Bruce Lanphear, a professor of health science at Simon Fraser University has studied the impact of lead exposure in children and takes a more absolute point of view, believing that all unnecessary sources of lead should be removed.
“We live in a lead-laden world,” says Lanphear. “Even the low-level exposures matter.”
Lanphear also points out that treating lead related health issues imposes a financial burden on society. He’d like to see a reduction in lead sources across the board, even in sources like lipstick, and fervently believes that any exposure amongst children is harmful.
But Lanphear says removing low lead sources should compliment, not overshadow, its removal from more significant sources, such as homes and water supplies. Those sources contribute to the over 250,000 children in the US with dangerous levels of lead in their blood.

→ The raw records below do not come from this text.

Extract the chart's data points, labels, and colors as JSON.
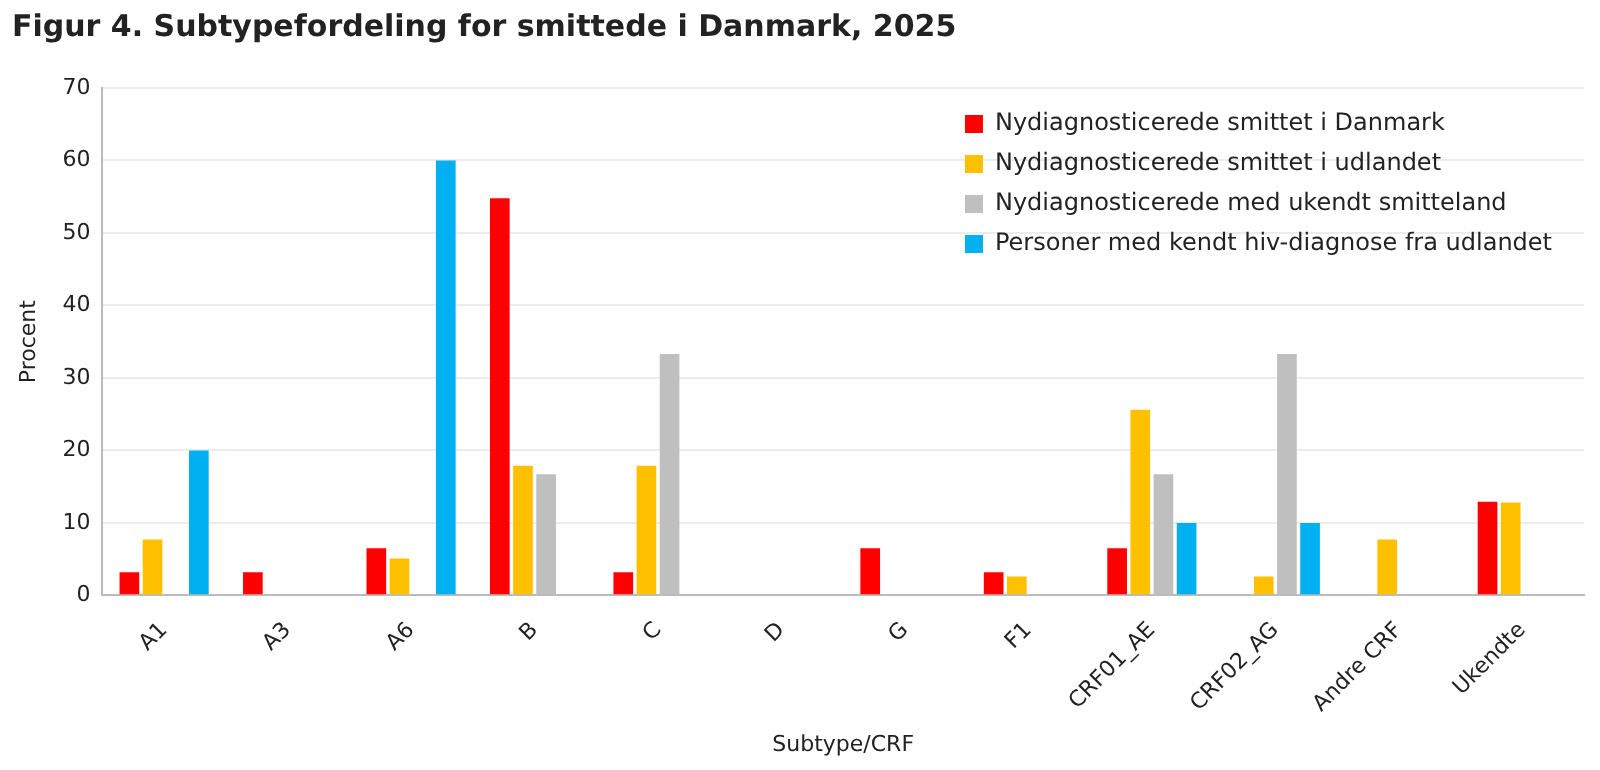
{
  "chart_data": {
    "type": "bar",
    "title": "Figur 4. Subtypefordeling for smittede i Danmark, 2025",
    "xlabel": "Subtype/CRF",
    "ylabel": "Procent",
    "categories": [
      "A1",
      "A3",
      "A6",
      "B",
      "C",
      "D",
      "G",
      "F1",
      "CRF01_AE",
      "CRF02_AG",
      "Andre CRF",
      "Ukendte"
    ],
    "series": [
      {
        "name": "Nydiagnosticerede smittet i Danmark",
        "color": "#ff0000",
        "values": [
          3.2,
          3.2,
          6.5,
          54.8,
          3.2,
          0,
          6.5,
          3.2,
          6.5,
          0,
          0,
          12.9
        ]
      },
      {
        "name": "Nydiagnosticerede smittet i udlandet",
        "color": "#ffc000",
        "values": [
          7.7,
          0,
          5.1,
          17.9,
          17.9,
          0,
          0,
          2.6,
          25.6,
          2.6,
          7.7,
          12.8
        ]
      },
      {
        "name": "Nydiagnosticerede med ukendt smitteland",
        "color": "#bfbfbf",
        "values": [
          0,
          0,
          0,
          16.7,
          33.3,
          0,
          0,
          0,
          16.7,
          33.3,
          0,
          0
        ]
      },
      {
        "name": "Personer med kendt hiv-diagnose fra udlandet",
        "color": "#00b0f0",
        "values": [
          20,
          0,
          60,
          0,
          0,
          0,
          0,
          0,
          10,
          10,
          0,
          0
        ]
      }
    ],
    "ylim": [
      0,
      70
    ],
    "yticks": [
      0,
      10,
      20,
      30,
      40,
      50,
      60,
      70
    ],
    "grid": "y",
    "legend": "top right"
  }
}
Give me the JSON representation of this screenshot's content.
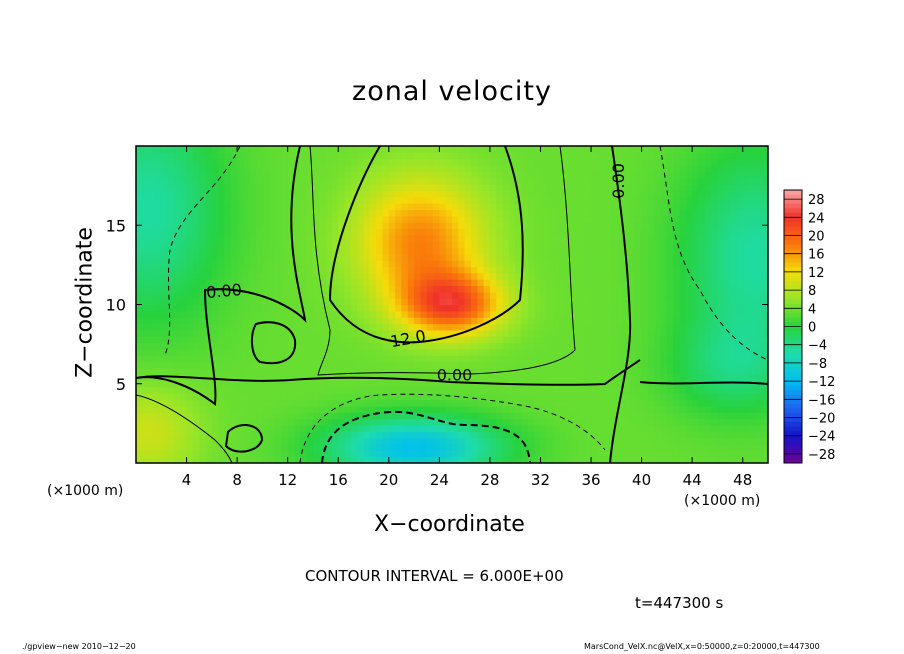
{
  "chart_data": {
    "type": "heatmap",
    "title": "zonal velocity",
    "xlabel": "X−coordinate",
    "ylabel": "Z−coordinate",
    "x_unit_label": "(×1000 m)",
    "xlim": [
      0,
      50
    ],
    "ylim": [
      0,
      20
    ],
    "x_ticks": [
      4,
      8,
      12,
      16,
      20,
      24,
      28,
      32,
      36,
      40,
      44,
      48
    ],
    "y_ticks": [
      5,
      10,
      15
    ],
    "colorbar_ticks": [
      "28",
      "24",
      "20",
      "16",
      "12",
      "8",
      "4",
      "0",
      "−4",
      "−8",
      "−12",
      "−16",
      "−20",
      "−24",
      "−28"
    ],
    "colorbar_range": [
      -30,
      30
    ],
    "contour_labels": [
      {
        "text": "0.00",
        "x": 7.0,
        "y": 10.5,
        "angle": -5
      },
      {
        "text": "12.0",
        "x": 21.6,
        "y": 7.5,
        "angle": -10
      },
      {
        "text": "0.00",
        "x": 25.2,
        "y": 5.2,
        "angle": 0
      },
      {
        "text": "0.00",
        "x": 38.6,
        "y": 17.8,
        "angle": -90
      }
    ],
    "contour_interval": "CONTOUR INTERVAL = 6.000E+00",
    "time_label": "t=447300 s",
    "field_features": [
      {
        "name": "jet core (upper)",
        "x": 22.5,
        "z": 14,
        "value": 14,
        "sx": 5,
        "sz": 4
      },
      {
        "name": "jet core (max)",
        "x": 25,
        "z": 10,
        "value": 17,
        "sx": 4,
        "sz": 2
      },
      {
        "name": "low-level reversed flow",
        "x": 22,
        "z": 1,
        "value": -15,
        "sx": 7,
        "sz": 2
      }
    ]
  },
  "footer": {
    "left": "./gpview−new   2010−12−20",
    "right": "MarsCond_VelX.nc@VelX,x=0:50000,z=0:20000,t=447300"
  }
}
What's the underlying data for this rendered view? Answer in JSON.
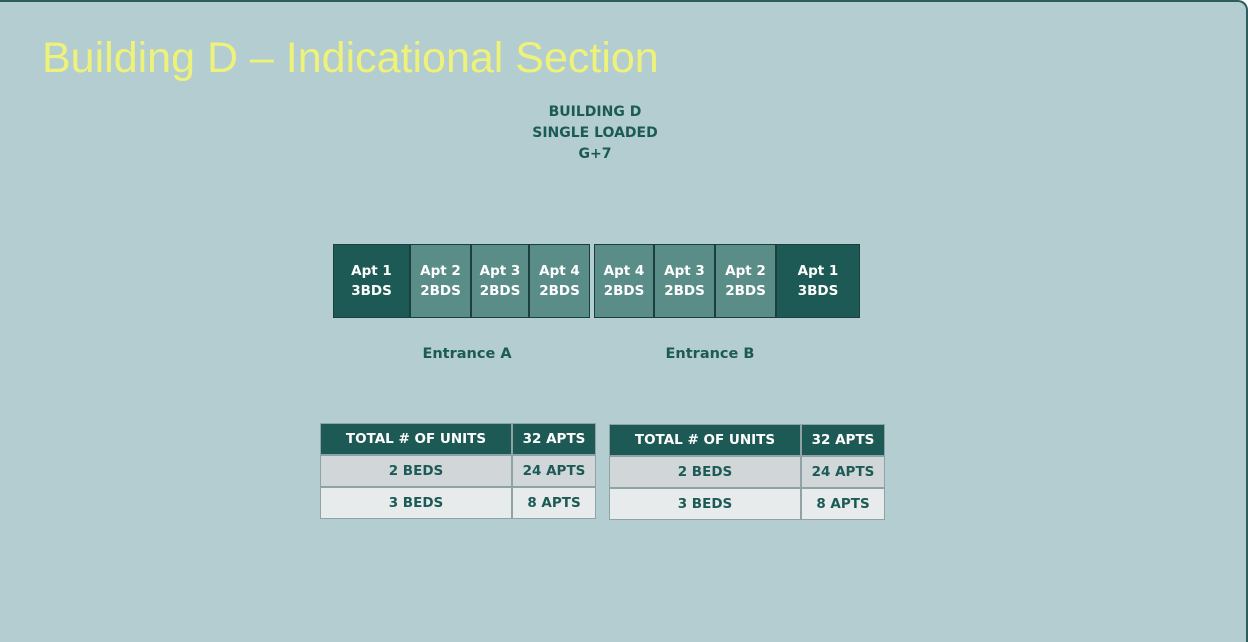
{
  "title": "Building D – Indicational Section",
  "header": {
    "lines": [
      "BUILDING D",
      "SINGLE LOADED",
      "G+7"
    ]
  },
  "entrances": [
    {
      "label": "Entrance A",
      "units": [
        {
          "name": "Apt 1",
          "beds": "3BDS"
        },
        {
          "name": "Apt 2",
          "beds": "2BDS"
        },
        {
          "name": "Apt 3",
          "beds": "2BDS"
        },
        {
          "name": "Apt 4",
          "beds": "2BDS"
        }
      ],
      "table": {
        "rows": [
          [
            "TOTAL # OF UNITS",
            "32 APTS"
          ],
          [
            "2 BEDS",
            "24 APTS"
          ],
          [
            "3 BEDS",
            "8 APTS"
          ]
        ]
      }
    },
    {
      "label": "Entrance B",
      "units": [
        {
          "name": "Apt 4",
          "beds": "2BDS"
        },
        {
          "name": "Apt 3",
          "beds": "2BDS"
        },
        {
          "name": "Apt 2",
          "beds": "2BDS"
        },
        {
          "name": "Apt 1",
          "beds": "3BDS"
        }
      ],
      "table": {
        "rows": [
          [
            "TOTAL # OF UNITS",
            "32 APTS"
          ],
          [
            "2 BEDS",
            "24 APTS"
          ],
          [
            "3 BEDS",
            "8 APTS"
          ]
        ]
      }
    }
  ]
}
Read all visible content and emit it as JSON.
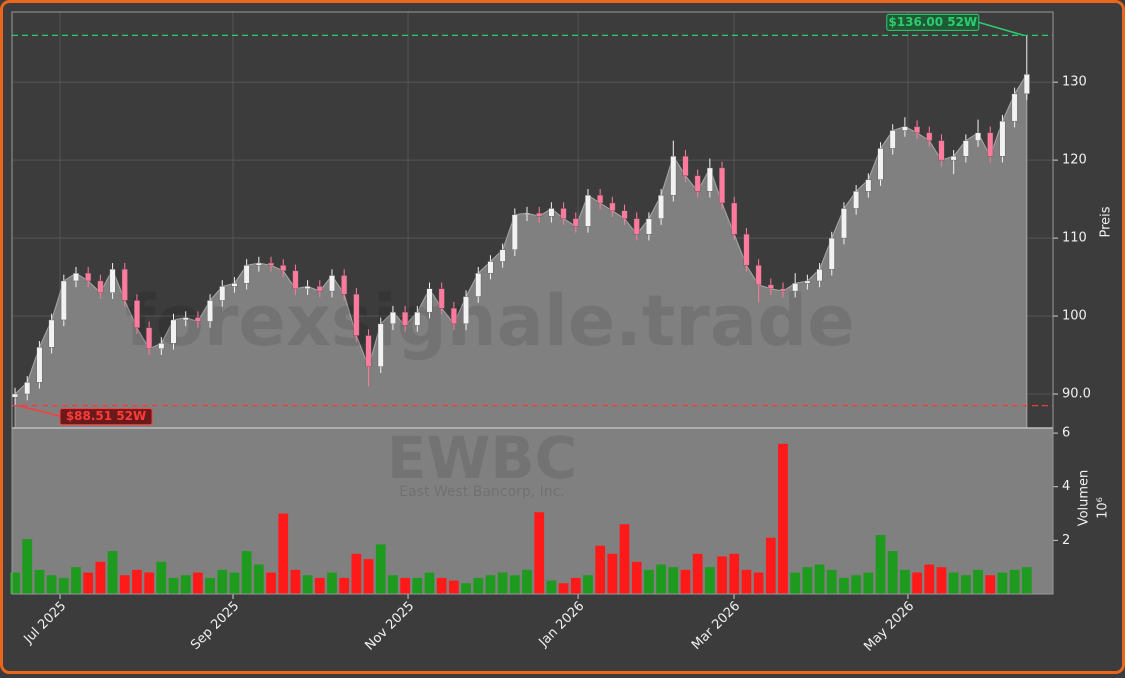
{
  "chart_data": {
    "type": "candlestick",
    "watermark": "forexsignale.trade",
    "symbol": "EWBC",
    "company": "East West Bancorp, Inc.",
    "ylabel": "Preis",
    "grid": true,
    "up_color": "#f2f2f2",
    "down_color": "#ff7a9c",
    "area_color": "#808080",
    "xlim": [
      -0.25,
      85.15
    ],
    "xticks": [
      {
        "value": 3.69,
        "label": "Jul 2025"
      },
      {
        "value": 17.88,
        "label": "Sep 2025"
      },
      {
        "value": 32.24,
        "label": "Nov 2025"
      },
      {
        "value": 46.19,
        "label": "Jan 2026"
      },
      {
        "value": 58.98,
        "label": "Mar 2026"
      },
      {
        "value": 73.25,
        "label": "May 2026"
      }
    ],
    "ylim": [
      85.64,
      139
    ],
    "yticks": [
      {
        "value": 90,
        "label": "90.0"
      },
      100,
      110,
      120,
      130
    ],
    "open": [
      89.6,
      90.0,
      91.5,
      96,
      99.5,
      104.5,
      105.5,
      104.5,
      103,
      106,
      102,
      98.5,
      95.8,
      96.5,
      99.5,
      99.8,
      99.3,
      102,
      103.8,
      104.2,
      106.5,
      106.8,
      106.5,
      105.8,
      103.5,
      103.8,
      103.2,
      105.2,
      102.8,
      97.5,
      93.5,
      99,
      100.5,
      98.8,
      100.5,
      103.5,
      101,
      99,
      102.5,
      105.5,
      107,
      108.5,
      113,
      113.2,
      112.8,
      113.8,
      112.5,
      111.5,
      115.5,
      114.5,
      113.5,
      112.5,
      110.5,
      112.5,
      115.5,
      120.5,
      118,
      116,
      119,
      114.5,
      110.5,
      106.5,
      104,
      103.5,
      103.2,
      104.2,
      104.5,
      106,
      110,
      113.8,
      116,
      117.5,
      121.5,
      123.8,
      124.3,
      123.5,
      122.5,
      120,
      120.5,
      122.5,
      123.5,
      120.5,
      125,
      128.5
    ],
    "high": [
      90.8,
      92.3,
      96.8,
      100.3,
      105.3,
      106.3,
      106.3,
      105.3,
      106.8,
      106.8,
      102.8,
      99.3,
      97.3,
      100.3,
      100.6,
      100.6,
      102.8,
      104.6,
      105.0,
      107.3,
      107.6,
      107.6,
      107.3,
      106.6,
      104.6,
      104.6,
      106.0,
      106.0,
      103.6,
      98.3,
      99.8,
      101.3,
      101.3,
      101.3,
      104.3,
      104.3,
      101.8,
      103.3,
      106.3,
      107.8,
      109.3,
      113.8,
      114.0,
      114.0,
      114.6,
      114.6,
      113.3,
      116.3,
      116.3,
      115.3,
      114.3,
      113.3,
      113.3,
      116.3,
      122.5,
      121.3,
      118.8,
      120.2,
      119.8,
      115.3,
      111.3,
      107.3,
      104.8,
      104.3,
      105.5,
      105.3,
      106.8,
      110.8,
      114.6,
      116.8,
      118.3,
      122.3,
      124.6,
      125.5,
      125.1,
      124.3,
      123.3,
      121.3,
      123.3,
      125.2,
      124.3,
      125.8,
      129.3,
      136
    ],
    "low": [
      88.51,
      89.2,
      90.7,
      95.2,
      98.7,
      103.7,
      103.7,
      102.2,
      102.2,
      101.2,
      97.7,
      95.0,
      95.0,
      95.7,
      98.7,
      98.5,
      98.5,
      101.2,
      103.0,
      103.4,
      105.7,
      105.7,
      105.0,
      102.7,
      102.7,
      102.4,
      102.4,
      102.0,
      96.7,
      91.0,
      92.7,
      98.2,
      98.0,
      98.0,
      99.7,
      100.2,
      98.2,
      98.2,
      101.7,
      104.7,
      106.2,
      107.7,
      112.2,
      112.0,
      112.0,
      111.7,
      110.7,
      110.7,
      113.7,
      112.7,
      111.7,
      109.7,
      109.7,
      111.7,
      114.7,
      117.2,
      115.2,
      115.2,
      113.7,
      109.7,
      105.7,
      101.8,
      102.7,
      102.4,
      102.4,
      103.4,
      103.7,
      105.2,
      109.2,
      113.0,
      115.2,
      116.7,
      120.7,
      123.0,
      122.7,
      121.7,
      119.2,
      118.2,
      119.7,
      121.7,
      119.7,
      119.7,
      124.2,
      127.7
    ],
    "close": [
      90.0,
      91.5,
      96,
      99.5,
      104.5,
      105.5,
      104.5,
      103,
      106,
      102,
      98.5,
      95.8,
      96.5,
      99.5,
      99.8,
      99.3,
      102,
      103.8,
      104.2,
      106.5,
      106.8,
      106.5,
      105.8,
      103.5,
      103.8,
      103.2,
      105.2,
      102.8,
      97.5,
      93.5,
      99,
      100.5,
      98.8,
      100.5,
      103.5,
      101,
      99,
      102.5,
      105.5,
      107,
      108.5,
      113,
      113.2,
      112.8,
      113.8,
      112.5,
      111.5,
      115.5,
      114.5,
      113.5,
      112.5,
      110.5,
      112.5,
      115.5,
      120.5,
      118,
      116,
      119,
      114.5,
      110.5,
      106.5,
      104,
      103.5,
      103.2,
      104.2,
      104.5,
      106,
      110,
      113.8,
      116,
      117.5,
      121.5,
      123.8,
      124.3,
      123.5,
      122.5,
      120,
      120.5,
      122.5,
      123.5,
      120.5,
      125,
      128.5,
      131
    ],
    "annotations": [
      {
        "label": "$136.00 52W",
        "value": 136,
        "color": "#2ecc71"
      },
      {
        "label": "$88.51 52W",
        "value": 88.51,
        "color": "#ff3b3b"
      }
    ],
    "volume": {
      "label": "Volumen",
      "scale_label": "10⁶",
      "up_color": "#1e9a1e",
      "down_color": "#ff1a1a",
      "ylim": [
        0,
        6.19
      ],
      "yticks": [
        2,
        4,
        6
      ],
      "values": [
        0.8,
        2.05,
        0.9,
        0.7,
        0.6,
        1.0,
        0.8,
        1.2,
        1.6,
        0.7,
        0.9,
        0.8,
        1.2,
        0.6,
        0.7,
        0.8,
        0.6,
        0.9,
        0.8,
        1.6,
        1.1,
        0.8,
        3.0,
        0.9,
        0.7,
        0.6,
        0.8,
        0.6,
        1.5,
        1.3,
        1.85,
        0.7,
        0.6,
        0.6,
        0.8,
        0.6,
        0.5,
        0.4,
        0.6,
        0.7,
        0.8,
        0.7,
        0.9,
        3.05,
        0.5,
        0.4,
        0.6,
        0.7,
        1.8,
        1.5,
        2.6,
        1.2,
        0.9,
        1.1,
        1.0,
        0.9,
        1.5,
        1.0,
        1.4,
        1.5,
        0.9,
        0.8,
        2.1,
        5.6,
        0.8,
        1.0,
        1.1,
        0.9,
        0.6,
        0.7,
        0.8,
        2.2,
        1.6,
        0.9,
        0.8,
        1.1,
        1.0,
        0.8,
        0.7,
        0.9,
        0.7,
        0.8,
        0.9,
        1.0
      ]
    }
  }
}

Unfortunately, by focusing on lead in lipstick it overlooks the larger issues.
Consumers have a right to demand the removal of lead from lipstick, but efforts to this end should not ignore the many low-income families who cannot afford to remove lead paint from their homes safely, or lead pipes that supply their drinking water. Abandoned lead-contaminated houses pose a bigger threat to children playing nearby than lipstick does. Uniting against lead in lipstick is a worthy cause, but demanding stricter limits is only one small step toward kissing the bigger lead problem goodbye.